When I was learning how to drive, teaching was a conjoined effort between my parents. My dad provided the instruction, my mom provided the anxiety attacks. They have always done everything 50-50.
When I would start to merge onto the highway, and my (extra) white knuckles gave away my nervousness, my dad would say, “Pick a lane, and maintain.” He reminded me not to get distracted by all the other stuff going on around me; to choose where I fit comfortably and ride the course, steady. You see an exit sign for Taco Bell? Stay focused. It would be my consistency—not my speed—that got me to where I was trying to go.
I think there's something to be taken from that as creatives. Or really, anyone who is looking to excel professionally. I work in a music production studio, and the studio manager was recently sharing about his time in a cool funk band called The Groove Collective. He thinks their biggest weakness as a group was not “picking a lane”. They loved to play all kinds of music; he said almost every song on their albums could have been from a different genre.
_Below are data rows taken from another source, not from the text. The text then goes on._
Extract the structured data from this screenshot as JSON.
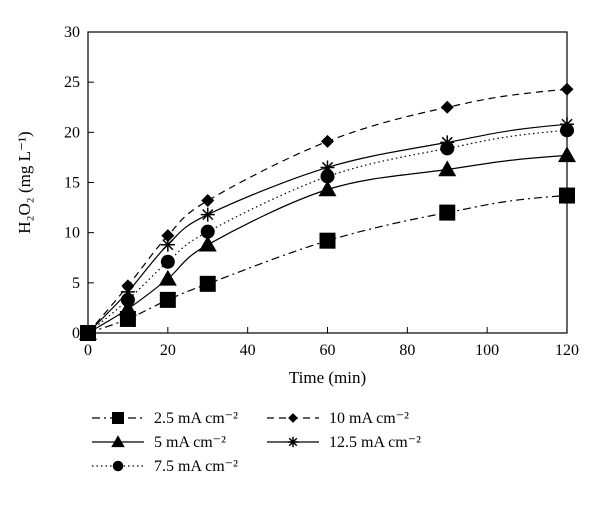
{
  "chart_data": {
    "type": "line",
    "title": "",
    "xlabel": "Time (min)",
    "ylabel": "H₂O₂ (mg L⁻¹)",
    "xlim": [
      0,
      120
    ],
    "ylim": [
      0,
      30
    ],
    "xticks": [
      "0",
      "20",
      "40",
      "60",
      "80",
      "100",
      "120"
    ],
    "yticks": [
      "0",
      "5",
      "10",
      "15",
      "20",
      "25",
      "30"
    ],
    "grid": false,
    "legend_position": "bottom",
    "x": [
      0,
      10,
      20,
      30,
      60,
      90,
      120
    ],
    "series": [
      {
        "name": "2.5 mA cm⁻²",
        "marker": "square",
        "dash": "dashdot",
        "values": [
          0,
          1.4,
          3.3,
          4.9,
          9.2,
          12.0,
          13.7
        ]
      },
      {
        "name": "5 mA cm⁻²",
        "marker": "triangle",
        "dash": "solid",
        "values": [
          0,
          2.4,
          5.4,
          8.8,
          14.3,
          16.3,
          17.7
        ]
      },
      {
        "name": "7.5 mA cm⁻²",
        "marker": "circle",
        "dash": "dotted",
        "values": [
          0,
          3.3,
          7.1,
          10.1,
          15.6,
          18.4,
          20.2
        ]
      },
      {
        "name": "10 mA cm⁻²",
        "marker": "diamond",
        "dash": "dashed",
        "values": [
          0,
          4.7,
          9.7,
          13.2,
          19.1,
          22.5,
          24.3
        ]
      },
      {
        "name": "12.5 mA cm⁻²",
        "marker": "star",
        "dash": "solid",
        "values": [
          0,
          4.1,
          8.8,
          11.8,
          16.5,
          19.0,
          20.8
        ]
      }
    ]
  }
}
As artists, they loved to have that freedom to be mixy. But as young musicians trying to pay their bills, they struggled to find the right way to market themselves, gain a following, and ultimately, sustain a cash flow.
Pick a lane? It almost seems cliché. As an artist, my immediate reaction is to reject this. Ain’t gon’ tie me down! (*Ray J voice*). But my studio manager clarified: picking a lane, and putting yourself in a box are two different things.
Putting yourself in a box completely limits what you have to offer. There's no going outside of the box. There's one mutually exclusive “thing” that you do.
Picking a lane is focusing. It’s targeting a goal and building a strategy. It’s determining the best route to ride, blocking out distractions like the metaphorical T-Bell exit sign.
I personally am in the process of picking which lane I want to maintain. That means identifying what I am passionate about, what I can provide, and defining what success means for me. If success for you is making money from your art, then you’ll want to pick a lane, too. That doesn’t mean you can’t switch lanes, but it's probably to your financial benefit to stay consistent. Plus, if you’re that person driving directly over the dotted yellow line, you’re probably an asshole. Just kidding. Maybe.
This whole concept makes having a good team of people around you so much more important. As a creative, you want to focus on your art. A strong team will be able to ride some of the other lanes (marketing, PR, finances, etc.), and together, you will rip down the proverbial highway with much success. Pick a lane, and maintain!